The TaylorMade TP5 Pix 2.0 balls reflect the next iteration of the company’s approach to adding flashes of colour to a white golf ball to improve focus and enhance performance. But unlike in the past where the company has used scientists and university professors in sports optics to develop the visual aspects of its drivers, putters and golf balls, the developments spurring this new design came from a somewhat lower tech – and decidedly higher performance – source: Rickie Fowler.

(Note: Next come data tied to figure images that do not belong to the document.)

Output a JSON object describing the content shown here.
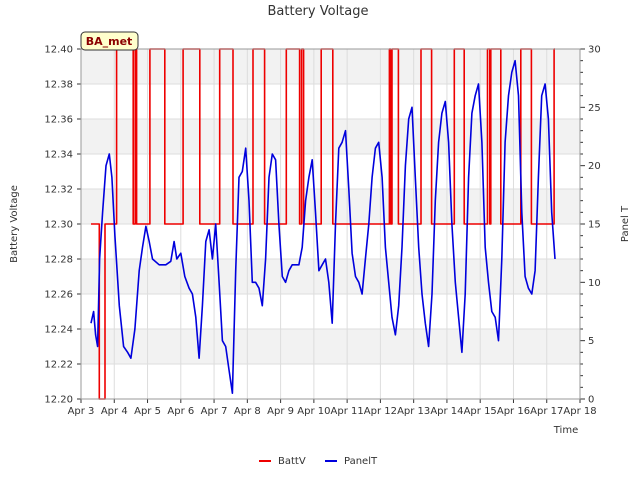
{
  "chart_data": {
    "type": "line",
    "title": "Battery Voltage",
    "xlabel": "Time",
    "ylabel": "Battery Voltage",
    "y2label": "Panel T",
    "station_label": "BA_met",
    "x_tick_labels": [
      "Apr 3",
      "Apr 4",
      "Apr 5",
      "Apr 6",
      "Apr 7",
      "Apr 8",
      "Apr 9",
      "Apr 10",
      "Apr 11",
      "Apr 12",
      "Apr 13",
      "Apr 14",
      "Apr 15",
      "Apr 16",
      "Apr 17",
      "Apr 18"
    ],
    "xlim": [
      3,
      18
    ],
    "ylim": [
      12.2,
      12.4
    ],
    "y_ticks": [
      "12.20",
      "12.22",
      "12.24",
      "12.26",
      "12.28",
      "12.30",
      "12.32",
      "12.34",
      "12.36",
      "12.38",
      "12.40"
    ],
    "y2lim": [
      0,
      30
    ],
    "y2_ticks": [
      "0",
      "5",
      "10",
      "15",
      "20",
      "25",
      "30"
    ],
    "legend": [
      {
        "name": "BattV",
        "color": "#ee0000"
      },
      {
        "name": "PanelT",
        "color": "#0000dd"
      }
    ],
    "series": [
      {
        "name": "BattV",
        "axis": "left",
        "color": "#ee0000",
        "step": true,
        "points": [
          [
            3.3,
            12.3
          ],
          [
            3.52,
            12.3
          ],
          [
            3.55,
            12.2
          ],
          [
            3.7,
            12.2
          ],
          [
            3.72,
            12.3
          ],
          [
            4.05,
            12.3
          ],
          [
            4.07,
            12.4
          ],
          [
            4.55,
            12.4
          ],
          [
            4.57,
            12.3
          ],
          [
            4.62,
            12.3
          ],
          [
            4.63,
            12.4
          ],
          [
            4.66,
            12.4
          ],
          [
            4.67,
            12.3
          ],
          [
            5.05,
            12.3
          ],
          [
            5.07,
            12.4
          ],
          [
            5.5,
            12.4
          ],
          [
            5.52,
            12.3
          ],
          [
            6.05,
            12.3
          ],
          [
            6.07,
            12.4
          ],
          [
            6.55,
            12.4
          ],
          [
            6.57,
            12.3
          ],
          [
            7.15,
            12.3
          ],
          [
            7.17,
            12.4
          ],
          [
            7.55,
            12.4
          ],
          [
            7.57,
            12.3
          ],
          [
            8.15,
            12.3
          ],
          [
            8.17,
            12.4
          ],
          [
            8.5,
            12.4
          ],
          [
            8.52,
            12.3
          ],
          [
            9.15,
            12.3
          ],
          [
            9.17,
            12.4
          ],
          [
            9.55,
            12.4
          ],
          [
            9.57,
            12.3
          ],
          [
            9.62,
            12.3
          ],
          [
            9.63,
            12.4
          ],
          [
            9.68,
            12.4
          ],
          [
            9.69,
            12.3
          ],
          [
            10.2,
            12.3
          ],
          [
            10.22,
            12.4
          ],
          [
            10.55,
            12.4
          ],
          [
            10.57,
            12.3
          ],
          [
            12.25,
            12.3
          ],
          [
            12.27,
            12.4
          ],
          [
            12.3,
            12.4
          ],
          [
            12.31,
            12.3
          ],
          [
            12.34,
            12.3
          ],
          [
            12.35,
            12.4
          ],
          [
            12.52,
            12.4
          ],
          [
            12.54,
            12.3
          ],
          [
            13.2,
            12.3
          ],
          [
            13.22,
            12.4
          ],
          [
            13.52,
            12.4
          ],
          [
            13.54,
            12.3
          ],
          [
            14.2,
            12.3
          ],
          [
            14.22,
            12.4
          ],
          [
            14.5,
            12.4
          ],
          [
            14.52,
            12.3
          ],
          [
            15.2,
            12.3
          ],
          [
            15.22,
            12.4
          ],
          [
            15.28,
            12.4
          ],
          [
            15.29,
            12.3
          ],
          [
            15.31,
            12.3
          ],
          [
            15.32,
            12.4
          ],
          [
            15.6,
            12.4
          ],
          [
            15.62,
            12.3
          ],
          [
            16.2,
            12.3
          ],
          [
            16.22,
            12.4
          ],
          [
            16.52,
            12.4
          ],
          [
            16.54,
            12.3
          ],
          [
            17.2,
            12.3
          ],
          [
            17.22,
            12.4
          ],
          [
            17.25,
            12.4
          ]
        ]
      },
      {
        "name": "PanelT",
        "axis": "right",
        "color": "#0000dd",
        "points": [
          [
            3.3,
            6.5
          ],
          [
            3.38,
            7.5
          ],
          [
            3.44,
            5.5
          ],
          [
            3.5,
            4.5
          ],
          [
            3.56,
            12.0
          ],
          [
            3.65,
            16.0
          ],
          [
            3.75,
            20.0
          ],
          [
            3.85,
            21.0
          ],
          [
            3.93,
            19.0
          ],
          [
            4.02,
            14.0
          ],
          [
            4.15,
            8.0
          ],
          [
            4.28,
            4.5
          ],
          [
            4.4,
            4.0
          ],
          [
            4.5,
            3.5
          ],
          [
            4.62,
            6.0
          ],
          [
            4.75,
            11.0
          ],
          [
            4.85,
            13.0
          ],
          [
            4.95,
            14.8
          ],
          [
            5.05,
            13.5
          ],
          [
            5.15,
            12.0
          ],
          [
            5.35,
            11.5
          ],
          [
            5.55,
            11.5
          ],
          [
            5.7,
            11.8
          ],
          [
            5.8,
            13.5
          ],
          [
            5.88,
            12.0
          ],
          [
            6.0,
            12.5
          ],
          [
            6.12,
            10.5
          ],
          [
            6.25,
            9.5
          ],
          [
            6.35,
            9.0
          ],
          [
            6.45,
            7.0
          ],
          [
            6.55,
            3.5
          ],
          [
            6.65,
            8.0
          ],
          [
            6.75,
            13.5
          ],
          [
            6.85,
            14.5
          ],
          [
            6.95,
            12.0
          ],
          [
            7.05,
            15.0
          ],
          [
            7.15,
            10.0
          ],
          [
            7.25,
            5.0
          ],
          [
            7.35,
            4.5
          ],
          [
            7.45,
            2.5
          ],
          [
            7.55,
            0.5
          ],
          [
            7.65,
            11.0
          ],
          [
            7.75,
            19.0
          ],
          [
            7.85,
            19.5
          ],
          [
            7.95,
            21.5
          ],
          [
            8.05,
            17.0
          ],
          [
            8.15,
            10.0
          ],
          [
            8.25,
            10.0
          ],
          [
            8.35,
            9.5
          ],
          [
            8.45,
            8.0
          ],
          [
            8.55,
            12.0
          ],
          [
            8.65,
            19.0
          ],
          [
            8.75,
            21.0
          ],
          [
            8.85,
            20.5
          ],
          [
            8.95,
            15.0
          ],
          [
            9.05,
            10.5
          ],
          [
            9.15,
            10.0
          ],
          [
            9.25,
            11.0
          ],
          [
            9.35,
            11.5
          ],
          [
            9.45,
            11.5
          ],
          [
            9.55,
            11.5
          ],
          [
            9.65,
            13.0
          ],
          [
            9.75,
            17.0
          ],
          [
            9.85,
            19.0
          ],
          [
            9.95,
            20.5
          ],
          [
            10.05,
            16.0
          ],
          [
            10.15,
            11.0
          ],
          [
            10.25,
            11.5
          ],
          [
            10.35,
            12.0
          ],
          [
            10.45,
            10.0
          ],
          [
            10.55,
            6.5
          ],
          [
            10.65,
            15.0
          ],
          [
            10.75,
            21.5
          ],
          [
            10.85,
            22.0
          ],
          [
            10.95,
            23.0
          ],
          [
            11.05,
            18.0
          ],
          [
            11.15,
            12.5
          ],
          [
            11.25,
            10.5
          ],
          [
            11.35,
            10.0
          ],
          [
            11.45,
            9.0
          ],
          [
            11.55,
            12.0
          ],
          [
            11.65,
            15.0
          ],
          [
            11.75,
            19.0
          ],
          [
            11.85,
            21.5
          ],
          [
            11.95,
            22.0
          ],
          [
            12.05,
            19.0
          ],
          [
            12.15,
            13.0
          ],
          [
            12.25,
            10.0
          ],
          [
            12.35,
            7.0
          ],
          [
            12.45,
            5.5
          ],
          [
            12.55,
            8.0
          ],
          [
            12.65,
            13.0
          ],
          [
            12.75,
            20.0
          ],
          [
            12.85,
            24.0
          ],
          [
            12.95,
            25.0
          ],
          [
            13.05,
            19.0
          ],
          [
            13.15,
            13.0
          ],
          [
            13.25,
            9.0
          ],
          [
            13.35,
            6.5
          ],
          [
            13.45,
            4.5
          ],
          [
            13.55,
            9.0
          ],
          [
            13.65,
            17.0
          ],
          [
            13.75,
            22.0
          ],
          [
            13.85,
            24.5
          ],
          [
            13.95,
            25.5
          ],
          [
            14.05,
            22.0
          ],
          [
            14.15,
            15.0
          ],
          [
            14.25,
            10.0
          ],
          [
            14.35,
            7.0
          ],
          [
            14.45,
            4.0
          ],
          [
            14.55,
            9.0
          ],
          [
            14.65,
            19.0
          ],
          [
            14.75,
            24.5
          ],
          [
            14.85,
            26.0
          ],
          [
            14.95,
            27.0
          ],
          [
            15.05,
            22.0
          ],
          [
            15.15,
            13.0
          ],
          [
            15.25,
            10.0
          ],
          [
            15.35,
            7.5
          ],
          [
            15.45,
            7.0
          ],
          [
            15.55,
            5.0
          ],
          [
            15.65,
            12.0
          ],
          [
            15.75,
            22.0
          ],
          [
            15.85,
            26.0
          ],
          [
            15.95,
            28.0
          ],
          [
            16.05,
            29.0
          ],
          [
            16.15,
            26.0
          ],
          [
            16.25,
            16.0
          ],
          [
            16.35,
            10.5
          ],
          [
            16.45,
            9.5
          ],
          [
            16.55,
            9.0
          ],
          [
            16.65,
            11.0
          ],
          [
            16.75,
            19.0
          ],
          [
            16.85,
            26.0
          ],
          [
            16.95,
            27.0
          ],
          [
            17.05,
            24.0
          ],
          [
            17.15,
            16.0
          ],
          [
            17.25,
            12.0
          ]
        ]
      }
    ]
  }
}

The TP5 Pix 2.0 balls, which are available in both the TP5 and TP5x varieties, continue the use of a multicoloured pattern of images to produce a visual indicator of the ball’s rotation, introduced last year. The images arrayed on the original TP5 Pix were a design developed by researchers at Indiana University. The aim is to enhance the eyes’ natural ability to better process darker images more efficiently when it’s lighter and lighter images when it’s darker. Fowler, who has occasionally played a Pix ball since switching to TaylorMade TP5x last year, wanted to improve the ball’s effectiveness in terms of aiming.

“The Pix graphics give you a precise focal point to work with,” Fowler said. “When we started developing the new design, one of my first comments was if we didn’t have the full TaylorMade logo in two places, we would have space to create a path that works for alignment and feedback.”

In the Pix 2.0, the pixilated images, which are now a multicoloured triangle, are arrayed to make room for a distinct open space between the logo and sidestamp on the ball. The orange baselines of the triangles line up to frame the open space that encloses the logo and sidestamp. According to the company, the feature, which TaylorMade is calling “ClearPath,” is designed to improve both alignment and provide feedback on whether the putt was struck solidly and on target. Fowler wasn’t just lending his name and likeness to the project, said Michael Fox, TaylorMade’s category director for golf balls.

“Rickie was heavily involved in the development from Day 1 as his goal was always to get into a Pix product,” Fox said. “We had monthly and weekly contact with Rickie going back and forth on the product.”

The new balls are the same as the monochrome TP5 and TP5x balls, the company’s trademark five-layer urethane cover balls that were upgraded last year. The current version features an improved layer just below the cover, a high-flex modulus resin. Eric Loper, director of golf ball research and development, called it “the fastest material that TaylorMade has ever used in a golf ball.”